Can We Trust Large Language Models Generated Code? A Framework for In-Context Learning, Security Patterns, and Code Evaluations Across Diverse LLMs

Large Language Models (LLMs) such as ChatGPT and GitHub Copilot have revolutionized automated code generation in software engineering. However, as these models are increasingly utilized for software development, concerns have arisen regarding the security and quality of the generated code. These concerns stem from LLMs being primarily trained on publicly available code repositories and internet-based textual data, which may contain insecure code. This presents a significant risk of perpetuating vulnerabilities in the generated code, creating potential attack vectors for exploitation by malicious actors. Our research aims to tackle these issues by introducing a framework for secure behavioral learning of LLMs through In-Content Learning (ICL) patterns during the code generation process, followed by rigorous security evaluations. To achieve this, we have selected four diverse LLMs for experimentation. We have evaluated these coding LLMs across three programming languages and identified security vulnerabilities and code smells. The code is generated through ICL with curated problem sets and undergoes rigorous security testing to evaluate the overall quality and trustworthiness of the generated code. Our research indicates that ICL-driven one-shot and few-shot learning patterns can enhance code security, reducing vulnerabilities in various programming scenarios. Developers and researchers should know that LLMs have a limited understanding of security principles. This may lead to security breaches when the generated code is deployed in production systems. Our research highlights LLMs are a potential source of new vulnerabilities to the software supply chain. It is important to consider this when using LLMs for code generation. This research article offers insights into improving LLM security and encourages proactive use of LLMs for code generation to ensure software system safety.
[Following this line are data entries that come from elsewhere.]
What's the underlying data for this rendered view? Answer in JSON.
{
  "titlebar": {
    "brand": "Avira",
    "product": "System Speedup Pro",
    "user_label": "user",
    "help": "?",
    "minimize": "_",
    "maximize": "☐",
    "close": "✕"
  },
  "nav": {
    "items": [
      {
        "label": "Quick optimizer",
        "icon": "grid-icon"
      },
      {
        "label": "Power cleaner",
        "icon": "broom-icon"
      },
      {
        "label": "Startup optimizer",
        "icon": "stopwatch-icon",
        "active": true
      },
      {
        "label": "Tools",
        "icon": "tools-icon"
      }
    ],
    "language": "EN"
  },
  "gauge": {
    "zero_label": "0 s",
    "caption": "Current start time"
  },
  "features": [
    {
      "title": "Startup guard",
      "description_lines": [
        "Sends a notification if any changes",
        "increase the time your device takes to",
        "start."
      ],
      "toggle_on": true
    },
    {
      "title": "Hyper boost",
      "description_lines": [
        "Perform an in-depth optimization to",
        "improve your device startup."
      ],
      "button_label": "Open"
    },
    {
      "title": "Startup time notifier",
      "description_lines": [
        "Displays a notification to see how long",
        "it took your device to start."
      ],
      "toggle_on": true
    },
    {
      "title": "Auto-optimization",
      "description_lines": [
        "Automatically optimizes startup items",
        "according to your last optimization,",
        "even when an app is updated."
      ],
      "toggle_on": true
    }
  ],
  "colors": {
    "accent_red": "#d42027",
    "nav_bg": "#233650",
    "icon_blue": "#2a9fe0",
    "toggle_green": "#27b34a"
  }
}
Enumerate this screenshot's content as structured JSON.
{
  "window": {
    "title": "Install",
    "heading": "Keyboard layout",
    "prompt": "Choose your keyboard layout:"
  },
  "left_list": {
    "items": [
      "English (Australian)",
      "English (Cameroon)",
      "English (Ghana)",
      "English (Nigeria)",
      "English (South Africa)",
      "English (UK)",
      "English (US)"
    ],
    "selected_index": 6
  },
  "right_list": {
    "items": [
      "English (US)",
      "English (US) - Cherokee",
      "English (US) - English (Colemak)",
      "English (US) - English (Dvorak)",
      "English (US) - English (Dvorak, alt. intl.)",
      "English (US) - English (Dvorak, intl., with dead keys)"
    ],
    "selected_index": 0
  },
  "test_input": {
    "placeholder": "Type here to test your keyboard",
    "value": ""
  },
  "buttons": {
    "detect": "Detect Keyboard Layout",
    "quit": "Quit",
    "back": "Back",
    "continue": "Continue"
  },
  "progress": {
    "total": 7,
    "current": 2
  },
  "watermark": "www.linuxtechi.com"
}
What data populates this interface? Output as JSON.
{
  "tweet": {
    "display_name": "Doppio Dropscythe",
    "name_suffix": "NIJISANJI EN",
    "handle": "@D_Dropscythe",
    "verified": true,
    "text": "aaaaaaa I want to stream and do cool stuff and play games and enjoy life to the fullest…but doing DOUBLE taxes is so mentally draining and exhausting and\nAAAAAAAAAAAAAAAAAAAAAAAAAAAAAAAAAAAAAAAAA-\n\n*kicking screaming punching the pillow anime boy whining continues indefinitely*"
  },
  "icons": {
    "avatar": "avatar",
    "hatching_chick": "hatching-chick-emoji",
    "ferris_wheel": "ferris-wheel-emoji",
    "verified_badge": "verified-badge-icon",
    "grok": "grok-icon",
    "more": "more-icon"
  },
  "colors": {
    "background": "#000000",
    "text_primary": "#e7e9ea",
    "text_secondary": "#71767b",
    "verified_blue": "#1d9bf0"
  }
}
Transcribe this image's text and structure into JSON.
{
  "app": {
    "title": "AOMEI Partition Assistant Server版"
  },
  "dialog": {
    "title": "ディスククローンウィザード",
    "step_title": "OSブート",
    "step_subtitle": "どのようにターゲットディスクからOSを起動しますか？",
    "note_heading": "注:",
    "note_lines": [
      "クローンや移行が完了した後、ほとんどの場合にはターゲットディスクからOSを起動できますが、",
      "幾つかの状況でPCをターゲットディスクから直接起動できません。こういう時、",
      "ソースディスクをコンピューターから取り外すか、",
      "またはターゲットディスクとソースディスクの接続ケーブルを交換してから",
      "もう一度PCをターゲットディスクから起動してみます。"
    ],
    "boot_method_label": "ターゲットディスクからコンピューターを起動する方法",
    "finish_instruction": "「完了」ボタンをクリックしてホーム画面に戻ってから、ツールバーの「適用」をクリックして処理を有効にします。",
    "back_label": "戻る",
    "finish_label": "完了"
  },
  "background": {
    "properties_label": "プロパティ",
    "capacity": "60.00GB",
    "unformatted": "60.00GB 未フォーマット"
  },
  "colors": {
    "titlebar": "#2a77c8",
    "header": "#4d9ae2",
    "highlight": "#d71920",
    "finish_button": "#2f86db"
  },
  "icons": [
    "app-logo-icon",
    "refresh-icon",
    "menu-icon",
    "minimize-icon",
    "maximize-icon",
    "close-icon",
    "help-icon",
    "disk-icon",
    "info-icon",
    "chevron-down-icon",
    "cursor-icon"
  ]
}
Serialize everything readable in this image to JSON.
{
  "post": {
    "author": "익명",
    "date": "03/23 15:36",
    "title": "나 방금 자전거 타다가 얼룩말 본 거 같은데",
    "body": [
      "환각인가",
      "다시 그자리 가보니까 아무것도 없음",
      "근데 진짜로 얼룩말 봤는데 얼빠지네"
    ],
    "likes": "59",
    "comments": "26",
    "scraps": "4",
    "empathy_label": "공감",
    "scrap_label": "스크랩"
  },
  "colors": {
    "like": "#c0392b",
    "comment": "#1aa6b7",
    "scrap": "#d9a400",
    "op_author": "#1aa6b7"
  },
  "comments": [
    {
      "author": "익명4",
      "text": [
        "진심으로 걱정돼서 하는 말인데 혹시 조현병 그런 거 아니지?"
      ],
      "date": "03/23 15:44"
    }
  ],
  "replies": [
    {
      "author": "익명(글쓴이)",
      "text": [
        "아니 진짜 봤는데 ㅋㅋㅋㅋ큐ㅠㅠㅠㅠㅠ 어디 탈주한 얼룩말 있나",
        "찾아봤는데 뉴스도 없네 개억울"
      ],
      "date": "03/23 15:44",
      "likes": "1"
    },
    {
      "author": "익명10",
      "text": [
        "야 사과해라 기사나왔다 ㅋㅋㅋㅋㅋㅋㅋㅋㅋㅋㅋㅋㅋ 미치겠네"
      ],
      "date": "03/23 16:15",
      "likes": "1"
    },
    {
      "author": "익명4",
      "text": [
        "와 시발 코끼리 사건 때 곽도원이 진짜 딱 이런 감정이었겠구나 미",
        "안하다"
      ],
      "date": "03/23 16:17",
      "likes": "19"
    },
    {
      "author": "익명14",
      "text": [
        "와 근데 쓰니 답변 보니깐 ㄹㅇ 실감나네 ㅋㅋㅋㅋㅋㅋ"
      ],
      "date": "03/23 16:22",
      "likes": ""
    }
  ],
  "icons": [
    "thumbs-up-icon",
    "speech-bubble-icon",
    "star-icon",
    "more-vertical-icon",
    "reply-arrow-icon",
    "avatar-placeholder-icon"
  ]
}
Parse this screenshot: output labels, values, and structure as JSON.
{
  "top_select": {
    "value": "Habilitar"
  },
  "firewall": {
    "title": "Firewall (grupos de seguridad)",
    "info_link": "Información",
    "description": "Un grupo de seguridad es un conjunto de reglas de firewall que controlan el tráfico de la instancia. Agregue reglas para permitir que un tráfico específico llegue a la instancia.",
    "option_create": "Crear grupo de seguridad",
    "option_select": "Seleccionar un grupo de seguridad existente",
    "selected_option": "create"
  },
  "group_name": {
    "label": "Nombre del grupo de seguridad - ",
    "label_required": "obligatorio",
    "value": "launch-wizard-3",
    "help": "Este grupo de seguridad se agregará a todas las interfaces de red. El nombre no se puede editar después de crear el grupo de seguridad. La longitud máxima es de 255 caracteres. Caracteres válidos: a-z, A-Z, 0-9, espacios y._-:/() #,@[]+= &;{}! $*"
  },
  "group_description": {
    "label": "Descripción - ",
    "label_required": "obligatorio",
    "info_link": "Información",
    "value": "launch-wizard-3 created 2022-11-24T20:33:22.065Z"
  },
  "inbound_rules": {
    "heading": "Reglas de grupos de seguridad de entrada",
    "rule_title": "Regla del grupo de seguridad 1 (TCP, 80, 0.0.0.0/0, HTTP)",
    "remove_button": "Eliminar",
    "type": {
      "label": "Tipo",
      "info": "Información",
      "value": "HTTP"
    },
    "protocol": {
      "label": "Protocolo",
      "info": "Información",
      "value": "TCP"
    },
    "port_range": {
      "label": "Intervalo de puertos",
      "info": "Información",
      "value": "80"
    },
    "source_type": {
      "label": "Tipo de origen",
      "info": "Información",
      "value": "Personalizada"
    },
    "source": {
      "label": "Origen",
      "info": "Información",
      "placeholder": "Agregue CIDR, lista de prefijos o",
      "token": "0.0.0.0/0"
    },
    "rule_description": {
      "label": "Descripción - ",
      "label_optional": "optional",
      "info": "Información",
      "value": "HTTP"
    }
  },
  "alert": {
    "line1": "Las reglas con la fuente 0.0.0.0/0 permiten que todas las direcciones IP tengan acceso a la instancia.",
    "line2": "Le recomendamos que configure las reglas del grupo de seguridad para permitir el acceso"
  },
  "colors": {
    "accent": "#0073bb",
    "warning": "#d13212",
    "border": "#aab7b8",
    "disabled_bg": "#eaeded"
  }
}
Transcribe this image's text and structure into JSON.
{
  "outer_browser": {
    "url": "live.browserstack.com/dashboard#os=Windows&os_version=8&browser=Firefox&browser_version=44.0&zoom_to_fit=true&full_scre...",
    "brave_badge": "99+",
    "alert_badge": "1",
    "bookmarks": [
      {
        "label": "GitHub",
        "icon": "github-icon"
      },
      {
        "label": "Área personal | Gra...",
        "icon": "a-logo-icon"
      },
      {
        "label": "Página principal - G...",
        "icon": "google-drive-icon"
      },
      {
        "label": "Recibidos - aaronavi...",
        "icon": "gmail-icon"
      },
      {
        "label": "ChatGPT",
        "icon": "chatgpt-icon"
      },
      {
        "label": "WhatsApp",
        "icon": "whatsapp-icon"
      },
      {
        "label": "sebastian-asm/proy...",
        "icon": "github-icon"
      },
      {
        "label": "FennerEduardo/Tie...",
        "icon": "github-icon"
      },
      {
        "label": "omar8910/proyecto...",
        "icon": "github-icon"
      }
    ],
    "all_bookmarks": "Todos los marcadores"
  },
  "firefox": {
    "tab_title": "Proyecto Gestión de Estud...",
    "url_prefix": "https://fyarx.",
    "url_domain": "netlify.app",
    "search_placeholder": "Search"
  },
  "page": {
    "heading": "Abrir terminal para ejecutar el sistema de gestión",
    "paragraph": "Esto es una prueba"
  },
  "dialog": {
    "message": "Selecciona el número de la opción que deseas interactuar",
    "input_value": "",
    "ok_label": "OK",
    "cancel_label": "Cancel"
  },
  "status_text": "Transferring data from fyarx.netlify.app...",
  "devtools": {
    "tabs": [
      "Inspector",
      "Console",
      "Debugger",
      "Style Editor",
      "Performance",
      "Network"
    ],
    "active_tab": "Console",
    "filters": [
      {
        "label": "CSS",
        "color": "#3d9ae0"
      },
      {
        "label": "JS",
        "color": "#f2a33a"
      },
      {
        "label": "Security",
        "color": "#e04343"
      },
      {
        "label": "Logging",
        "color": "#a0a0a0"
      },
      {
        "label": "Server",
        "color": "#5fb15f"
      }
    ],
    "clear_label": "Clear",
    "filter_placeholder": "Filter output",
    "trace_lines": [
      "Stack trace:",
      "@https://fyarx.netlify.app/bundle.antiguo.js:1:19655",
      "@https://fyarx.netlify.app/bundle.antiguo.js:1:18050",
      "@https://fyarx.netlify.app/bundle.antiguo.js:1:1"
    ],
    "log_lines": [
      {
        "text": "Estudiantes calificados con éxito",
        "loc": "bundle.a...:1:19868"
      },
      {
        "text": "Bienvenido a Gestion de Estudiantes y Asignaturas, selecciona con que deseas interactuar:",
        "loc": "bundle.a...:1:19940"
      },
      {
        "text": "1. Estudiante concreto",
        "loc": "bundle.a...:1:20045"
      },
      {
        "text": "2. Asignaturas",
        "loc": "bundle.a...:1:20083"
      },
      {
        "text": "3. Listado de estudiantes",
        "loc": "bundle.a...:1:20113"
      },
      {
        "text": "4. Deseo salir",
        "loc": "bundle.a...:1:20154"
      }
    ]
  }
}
翻译：以ChatGPT和GitHub Copilot为代表的大型语言模型（LLMs）已彻底改变了软件工程中的自动化代码生成领域。然而，随着这些模型在软件开发中的应用日益广泛，其生成代码的安全性与质量问题逐渐引发关注。这些担忧源于LLMs主要基于公开代码仓库和互联网文本数据进行训练，而这些数据可能包含不安全的代码。这导致生成代码存在持续传播漏洞的显著风险，可能为恶意攻击者创造可利用的攻击途径。本研究旨在通过引入一个框架来解决这些问题，该框架在代码生成过程中通过上下文学习（ICL）模式实现LLMs的安全行为学习，并进行严格的安全评估。为此，我们选取了四种不同的LLMs进行实验。我们在三种编程语言中对这些代码生成LLMs进行了评估，并识别出安全漏洞和代码异味。代码通过基于精选问题集的ICL生成，并经过严格的安全测试以评估生成代码的整体质量与可信度。我们的研究表明，ICL驱动的单样本和少样本学习模式能够提升代码安全性，减少不同编程场景中的漏洞。开发者和研究人员需认识到，LLMs对安全原则的理解存在局限，这可能导致生成的代码部署至生产系统时引发安全漏洞。本研究强调LLMs可能成为软件供应链中新漏洞的来源，在使用LLMs进行代码生成时必须考虑这一风险。本文为提升LLM安全性提供了见解，并鼓励在代码生成中积极而审慎地使用LLMs，以确保软件系统的安全。